Hours later, the burnt and bitter coffee had long since gone cold, but Everett hadn’t made much progress. Harte was clearly getting impatient, but he didn’t move far from her side. He’d taken to pacing within arm’s reach. Dom seemed less concerned about how long things were taking. He still had the satchel and was examining the stones in each of the artifacts with the same sort of small magnifying glass that jewelers used.
“Amazing,” he murmured, setting the Dragon’s Eye back onto the table next to the other two. “There isn’t anything about these stones that makes them physically different, but the power coming from them is something else.” Dom set the crown back on the table and picked up the necklace, turning it over in the light and watching the stone flash and glimmer. “I haven’t come across anything like them before. And I’ve seen plenty.”
“That’s probably because of how they were made,” Everett said. It was the first he’d spoken since he’d started examining the Book.
“You found something?” Esta asked, leaning over the table to look at the page Everett had open. Harte moved closer.
“I think so,” Everett told them. “Look at this.”
There on the page was a series of sketches that clearly showed the five stones surrounded by detailed notes written in faded ink. On the facing page was a detailed drawing of the hand of the philosopher.
“Is. Newton,” Esta read, running her finger along the inscription there. “Isaac Newton. This is how he did it, isn’t it? This is how he made the stones.”
“I think so,” Everett confirmed.
Esta had already known that Isaac Newton was the one responsible for infusing artifacts he’d collected from ancient dynasties with the affinities of five powerful Mageus in an attempt to control and use the Book’s magic. But the attempt had nearly driven him mad. In Chicago, she’d learned that Newton had been under Thoth’s control all along. Somehow, Newton had managed to fight off Thoth before the ritual could be completed. He’d given the stones and the Book to the Order for safekeeping, back when the Order still had magic themselves. Years later, the Order had brought the artifacts across an ocean and tried to replicate Newton’s work. They’d used them to create the Brink in an attempt to protect their magic and to keep the Book—and Seshat—under control. But the ritual had never been right—like Seshat’s ritual, the Order’s had never been finished, and the Order’s protective barrier had turned into a trap. And then it had become a weapon.
“It doesn’t look that different from the ritual that people still use to make magical objects,” Dom said.
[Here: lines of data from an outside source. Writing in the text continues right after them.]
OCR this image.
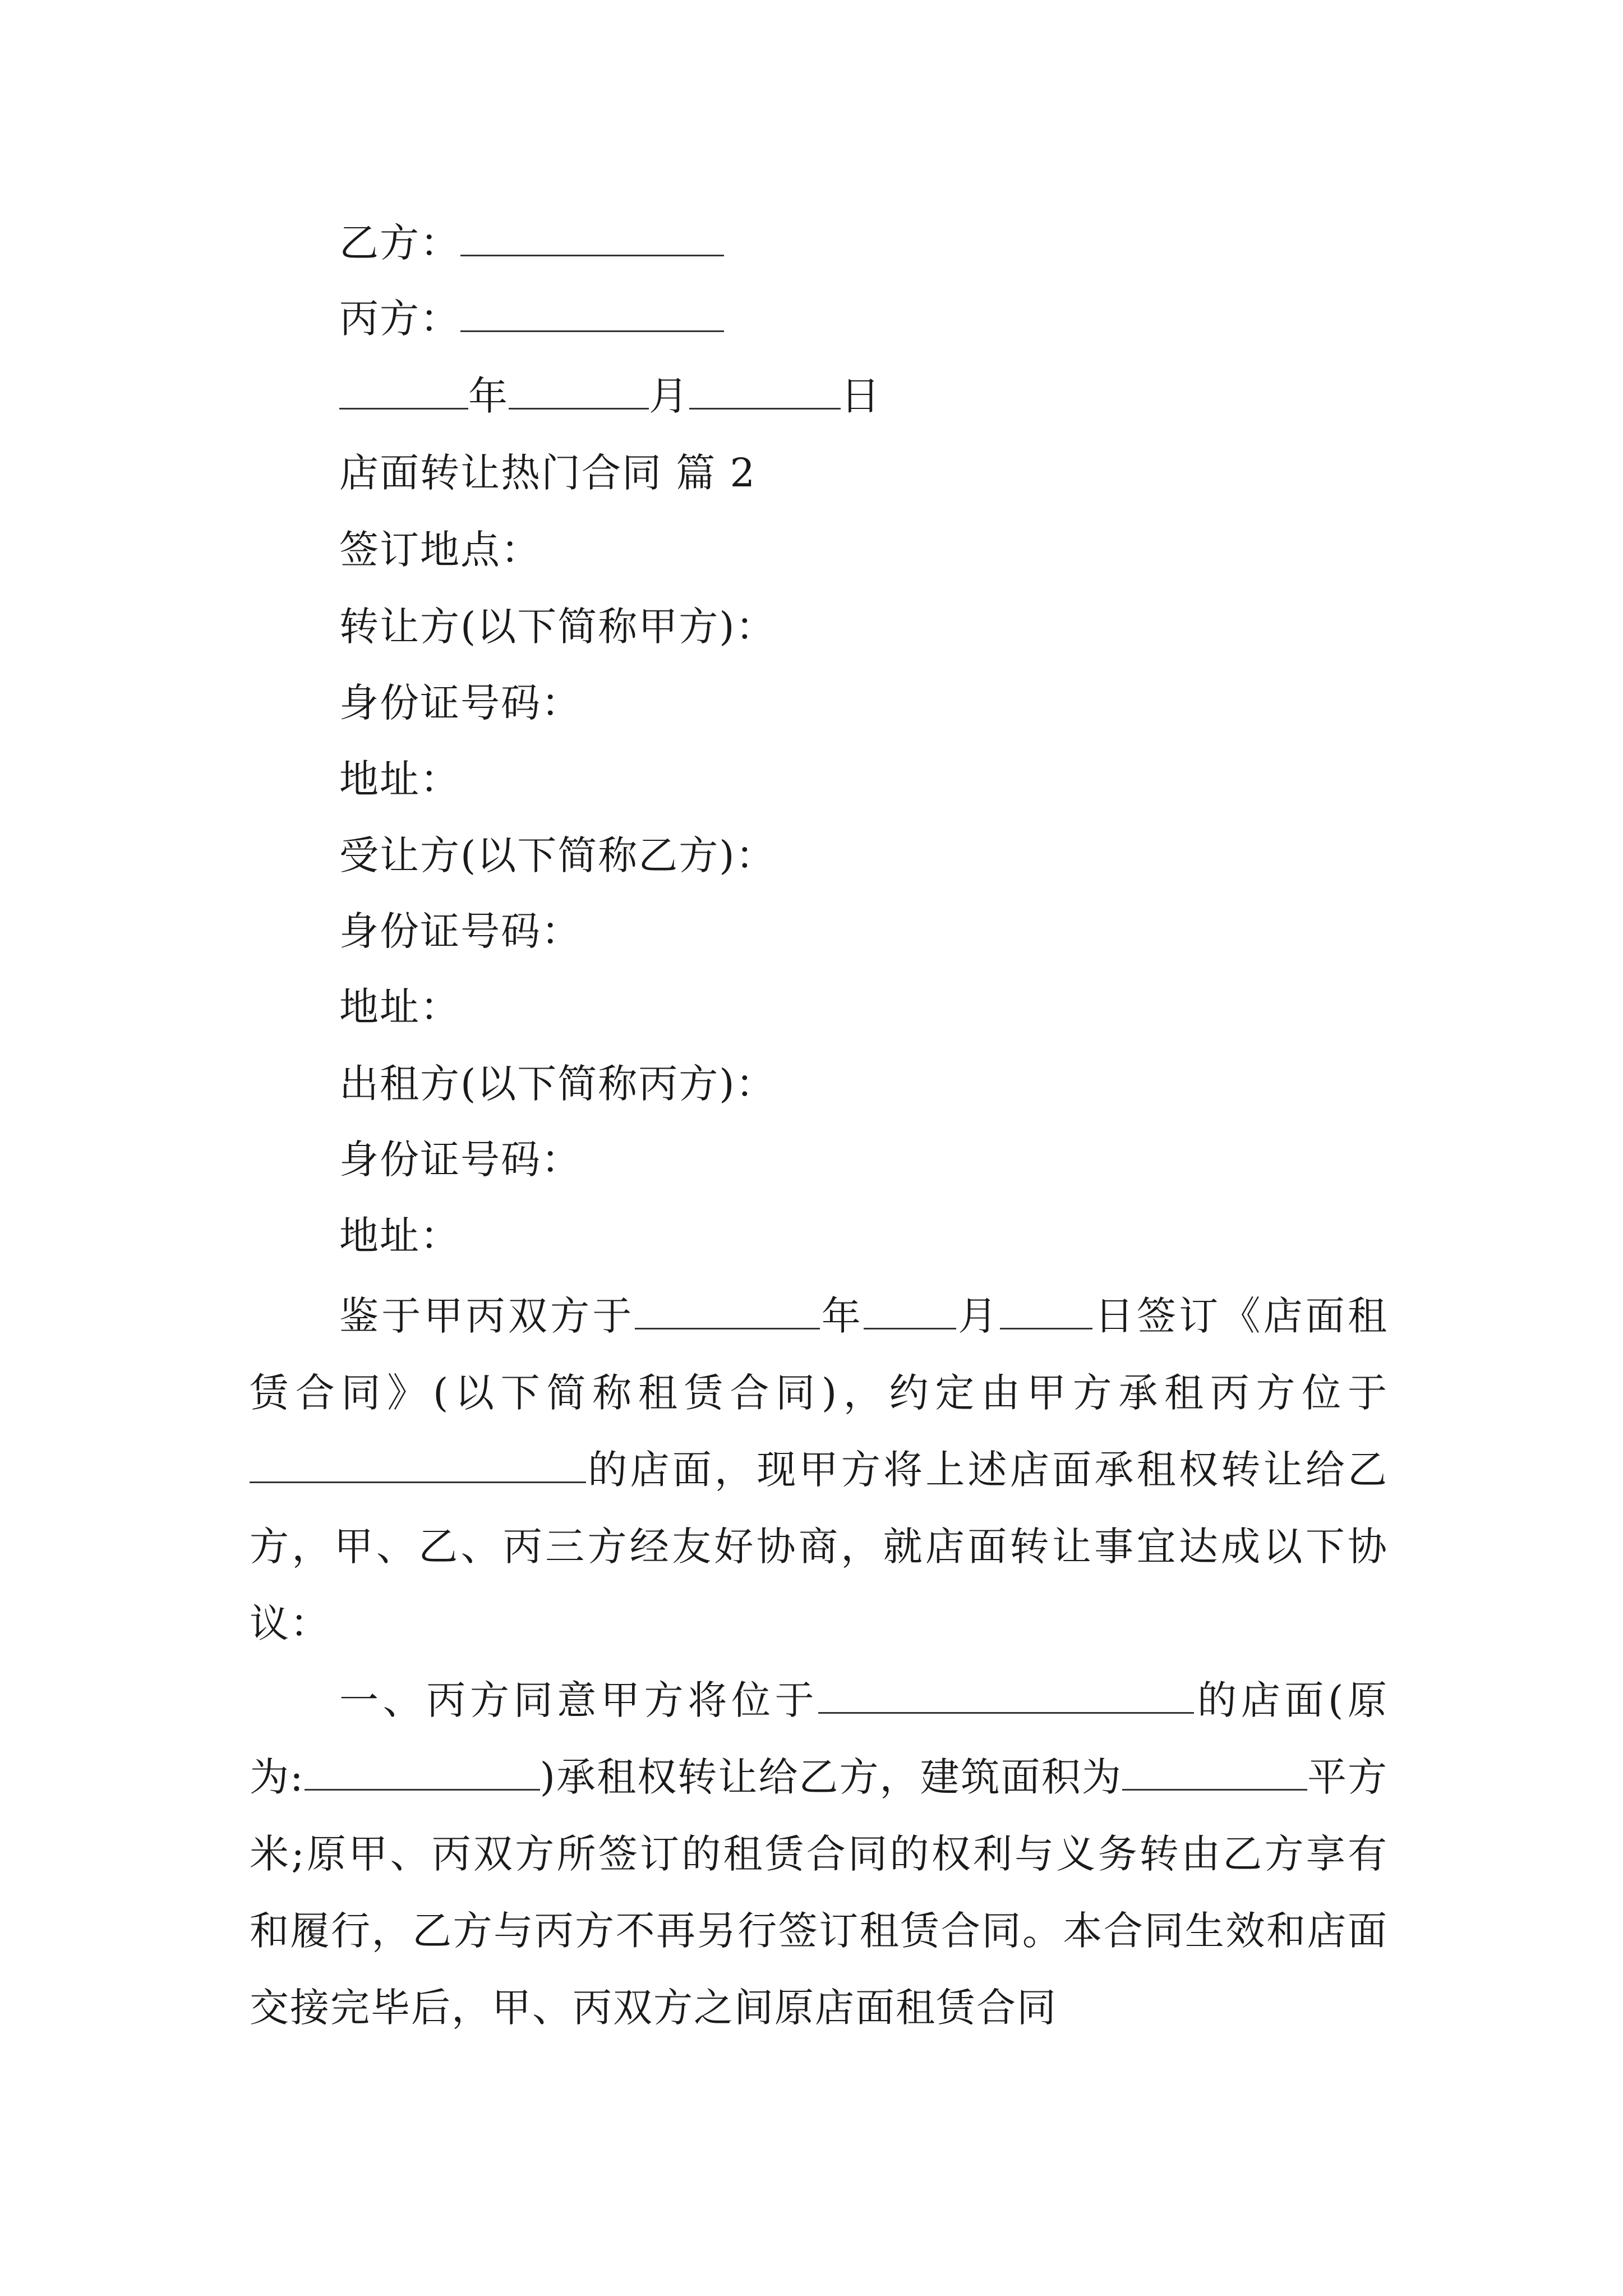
乙方：
丙方：
年	月	日
店面转让热门合同 篇 2
签订地点：
转让方(以下简称甲方)：
身份证号码：
地址：
受让方(以下简称乙方)：
身份证号码：
地址：
出租方(以下简称丙方)：
身份证号码：
地址：
鉴于甲丙双方于	年 月 日签订《店面租赁合同》(以下简称租赁合同)，约定由甲方承租丙方位于的店面，现甲方将上述店面承租权转让给乙方，甲、乙、丙三方经友好协商，就店面转让事宜达成以下协议：
一、丙方同意甲方将位于	的店面(原为:	)承租权转让给乙方，建筑面积为	平方米;原甲、丙双方所签订的租赁合同的权利与义务转由乙方享有和履行，乙方与丙方不再另行签订租赁合同。本合同生效和店面交接完毕后，甲、丙双方之间原店面租赁合同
“What do you mean?” Esta asked.
“It takes a ritual like this to break part of someone’s affinity away from them and infuse it into an object. This here…” Dom tapped on an elaborate design that looked strikingly like the one carved into the front cover of the Book. “Writing, like this design here, makes the ritual material.”
“Sigils are the earliest forms of ritual magic,” Everett told them. “The most common, too.”
“I wouldn’t be in business without them,” Dom said. “But I’ve never seen one quite this complicated. You can’t even really look at it straight, can you?”
“It’s definitely ancient,” Everett agreed. “Powerful, too. But this is different from the rituals used to make objects nowadays.” He glanced at Dom. “My understanding is that most magical objects only contain a part of someone’s affinity.”